Second, the material that I believe to be of utmost value in Rand’s RM is precisely those areas you point to. It’s the stuff on what Hayek, Ryle, and Polanyi would call the “tacit” elements of consciousness (for Rand, “sense of life,” “psycho-epistemology,” the interaction of the conscious and subconscious mind, etc.). That said, I do think there are important areas that she identifies with regard to art and its role in human life, and the differences between aesthetic response and aesthetic appreciation (she could be “objective” enough to recognize greatness from a stylistic perspective even when thoroughly rejecting the artwork itself). But you are right: this work, which was billed as a “philosophy of literature,” doesn’t add up to a full aesthetic theory.

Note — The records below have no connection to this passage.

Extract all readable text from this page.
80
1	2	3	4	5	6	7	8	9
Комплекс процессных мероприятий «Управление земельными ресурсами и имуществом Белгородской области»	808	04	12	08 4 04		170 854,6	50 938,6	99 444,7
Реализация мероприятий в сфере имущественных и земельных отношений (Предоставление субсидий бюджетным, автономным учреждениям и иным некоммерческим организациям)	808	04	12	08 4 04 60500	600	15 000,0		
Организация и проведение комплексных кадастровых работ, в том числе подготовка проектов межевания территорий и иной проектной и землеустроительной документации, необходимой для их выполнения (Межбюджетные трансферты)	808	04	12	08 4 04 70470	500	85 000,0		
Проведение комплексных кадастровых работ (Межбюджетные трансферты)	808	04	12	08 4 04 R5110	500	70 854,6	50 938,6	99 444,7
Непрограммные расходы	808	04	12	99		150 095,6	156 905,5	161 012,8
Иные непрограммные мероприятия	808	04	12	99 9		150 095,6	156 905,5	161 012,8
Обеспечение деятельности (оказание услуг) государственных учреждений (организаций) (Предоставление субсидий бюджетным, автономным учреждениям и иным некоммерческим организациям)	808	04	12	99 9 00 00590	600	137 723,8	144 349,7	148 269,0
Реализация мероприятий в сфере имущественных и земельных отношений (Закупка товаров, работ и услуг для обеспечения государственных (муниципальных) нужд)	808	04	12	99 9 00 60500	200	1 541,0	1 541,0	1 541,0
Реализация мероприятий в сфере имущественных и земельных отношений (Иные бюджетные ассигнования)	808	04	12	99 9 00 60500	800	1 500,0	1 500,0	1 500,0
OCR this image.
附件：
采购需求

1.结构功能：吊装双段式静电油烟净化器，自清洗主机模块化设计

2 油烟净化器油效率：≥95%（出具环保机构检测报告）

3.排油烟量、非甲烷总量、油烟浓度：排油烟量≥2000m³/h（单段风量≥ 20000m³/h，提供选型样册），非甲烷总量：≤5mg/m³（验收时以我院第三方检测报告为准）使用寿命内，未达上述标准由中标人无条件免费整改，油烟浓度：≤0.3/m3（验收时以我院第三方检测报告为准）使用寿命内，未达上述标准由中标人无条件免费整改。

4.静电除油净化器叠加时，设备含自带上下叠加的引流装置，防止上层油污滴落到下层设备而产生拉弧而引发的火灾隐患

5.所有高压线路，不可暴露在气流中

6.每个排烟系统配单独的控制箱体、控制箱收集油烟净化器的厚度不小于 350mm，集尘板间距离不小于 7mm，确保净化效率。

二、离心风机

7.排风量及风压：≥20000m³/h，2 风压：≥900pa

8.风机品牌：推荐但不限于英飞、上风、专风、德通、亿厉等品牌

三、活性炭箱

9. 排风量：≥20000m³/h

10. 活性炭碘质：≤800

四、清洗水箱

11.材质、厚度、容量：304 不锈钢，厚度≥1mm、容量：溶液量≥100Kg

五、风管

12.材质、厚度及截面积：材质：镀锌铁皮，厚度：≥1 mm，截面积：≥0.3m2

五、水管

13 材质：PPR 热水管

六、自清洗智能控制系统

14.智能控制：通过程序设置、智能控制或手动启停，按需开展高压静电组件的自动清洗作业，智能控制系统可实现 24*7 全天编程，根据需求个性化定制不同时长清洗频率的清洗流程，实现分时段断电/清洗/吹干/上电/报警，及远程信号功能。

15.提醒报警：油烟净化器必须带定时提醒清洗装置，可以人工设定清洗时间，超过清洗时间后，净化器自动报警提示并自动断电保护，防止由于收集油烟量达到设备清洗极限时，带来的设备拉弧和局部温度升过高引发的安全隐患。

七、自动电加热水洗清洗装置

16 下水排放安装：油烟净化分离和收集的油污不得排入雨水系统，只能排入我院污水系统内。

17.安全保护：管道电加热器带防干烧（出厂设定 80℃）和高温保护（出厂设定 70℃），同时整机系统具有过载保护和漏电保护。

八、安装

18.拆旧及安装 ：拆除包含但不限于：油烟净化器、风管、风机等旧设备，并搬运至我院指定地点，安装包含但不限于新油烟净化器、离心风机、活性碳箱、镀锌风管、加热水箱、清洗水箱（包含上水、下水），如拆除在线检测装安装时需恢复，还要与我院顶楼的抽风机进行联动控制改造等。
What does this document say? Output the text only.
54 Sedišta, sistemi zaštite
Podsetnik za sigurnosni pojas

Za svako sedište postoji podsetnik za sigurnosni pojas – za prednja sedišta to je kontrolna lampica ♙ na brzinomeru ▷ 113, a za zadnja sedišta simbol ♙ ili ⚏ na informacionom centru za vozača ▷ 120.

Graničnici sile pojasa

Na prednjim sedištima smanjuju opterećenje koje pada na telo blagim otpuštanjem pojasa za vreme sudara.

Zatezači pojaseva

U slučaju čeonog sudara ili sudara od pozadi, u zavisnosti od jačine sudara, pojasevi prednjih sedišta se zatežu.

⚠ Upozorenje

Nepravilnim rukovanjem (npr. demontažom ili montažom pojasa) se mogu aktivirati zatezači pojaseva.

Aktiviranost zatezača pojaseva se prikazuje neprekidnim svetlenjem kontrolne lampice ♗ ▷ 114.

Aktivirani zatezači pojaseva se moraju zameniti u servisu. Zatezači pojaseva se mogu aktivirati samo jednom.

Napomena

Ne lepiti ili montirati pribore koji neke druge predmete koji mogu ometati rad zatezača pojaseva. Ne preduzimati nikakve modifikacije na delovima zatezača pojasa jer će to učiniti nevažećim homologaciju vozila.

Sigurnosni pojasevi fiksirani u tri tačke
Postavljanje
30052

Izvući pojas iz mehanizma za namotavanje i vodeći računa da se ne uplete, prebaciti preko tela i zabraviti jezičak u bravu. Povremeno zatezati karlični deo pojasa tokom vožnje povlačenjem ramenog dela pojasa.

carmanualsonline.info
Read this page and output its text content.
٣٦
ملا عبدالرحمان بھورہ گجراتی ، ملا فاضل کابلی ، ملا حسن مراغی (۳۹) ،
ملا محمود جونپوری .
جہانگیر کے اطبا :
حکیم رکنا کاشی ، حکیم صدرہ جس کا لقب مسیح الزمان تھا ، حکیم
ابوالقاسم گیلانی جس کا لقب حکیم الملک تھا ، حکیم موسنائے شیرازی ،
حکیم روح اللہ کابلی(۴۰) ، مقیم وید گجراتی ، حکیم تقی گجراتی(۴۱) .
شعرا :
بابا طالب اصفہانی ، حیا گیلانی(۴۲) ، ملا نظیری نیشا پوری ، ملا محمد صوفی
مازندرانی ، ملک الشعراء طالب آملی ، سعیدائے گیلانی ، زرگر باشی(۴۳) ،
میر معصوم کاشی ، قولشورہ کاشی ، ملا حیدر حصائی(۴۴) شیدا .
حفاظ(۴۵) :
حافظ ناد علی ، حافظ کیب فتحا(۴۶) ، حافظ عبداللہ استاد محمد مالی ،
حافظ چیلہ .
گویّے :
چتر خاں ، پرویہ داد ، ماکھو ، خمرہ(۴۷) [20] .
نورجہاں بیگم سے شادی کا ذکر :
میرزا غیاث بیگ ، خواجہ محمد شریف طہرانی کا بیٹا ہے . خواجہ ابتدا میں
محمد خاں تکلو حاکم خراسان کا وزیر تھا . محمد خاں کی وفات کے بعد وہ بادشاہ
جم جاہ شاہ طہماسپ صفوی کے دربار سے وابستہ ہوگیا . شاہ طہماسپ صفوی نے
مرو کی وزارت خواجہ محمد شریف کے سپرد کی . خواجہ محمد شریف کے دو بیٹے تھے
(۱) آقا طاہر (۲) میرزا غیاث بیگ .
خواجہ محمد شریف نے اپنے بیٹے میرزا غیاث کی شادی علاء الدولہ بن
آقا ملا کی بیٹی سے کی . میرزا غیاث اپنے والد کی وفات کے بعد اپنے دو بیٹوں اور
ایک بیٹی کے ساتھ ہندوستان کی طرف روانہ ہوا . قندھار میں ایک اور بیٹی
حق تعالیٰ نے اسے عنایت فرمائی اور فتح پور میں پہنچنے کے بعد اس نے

Nevertheless, I discuss her insights from her writings on aesthetics right in the middle of my book—as a bridge between a discussion of “knowing”, “reason and emotion” on one side, and “ethics” on the other. It’s a kind of fulcrum that enables us to see that the woman talked more about those “tacit” elements than some of her acolytes or her critics recognize, and to that extent, I think it makes for a much more nuanced view of her understanding of the different levels of consciousness and mindfulness. To this extent, it doesn’t marginalize her aesthetics in the way most presentations of Objectivism do (as an after-thought, once one goes through metaphysics, epistemology, ethics, and politics); rather, it draws from those things I find valuable as a bridge between her epistemology and her ethics.
LikeLiked by 1 person
Yet another irony: my very first introduction to Ayn Rand came via my Rush fandom. I first encountered the name “Ayn Rand” after seeing the acknowledgement to her on Rush’s “2112” album when I was maybe 14 years old. I went out and read Anthem, but it made no particular impression on me, so I forgot all about it and went on to read Hemingway and Hermann Hesse (my literary obsessions back then). A high school English teacher pestered me for years to read The Fountainhead, but recoiling from the length of the book, I did my best to avoid it. I didn’t return to Rand until my freshman year of college, when a friend recommended The New Left, which was the first book of hers that I read besides Anthem. But the original impetus to Objectivism was Rush.
By the time I read Romantic Manifesto as a college junior or senior, I was confident enough in my own artistic tastes not to be overly guilt-tripped by Rand. I probably succumbed to some internalized guilt or aesthetic-emotional neurosis at the margins, but I’m happy to say that my aesthetic judgments were probably the one thing least influenced by Objectivism, even when I was pretty rabidly Objectivist.
Let me reserve comment on the more theoretical parts of your comment until after I post my own substantive comments on Rand’s aesthetics–which will come after the seminar I’m doing this weekend with Fred Seddon and Glenn Fletcher in Lewisburg, PA, the fifth seminar of its kind that we’ve done since 2013.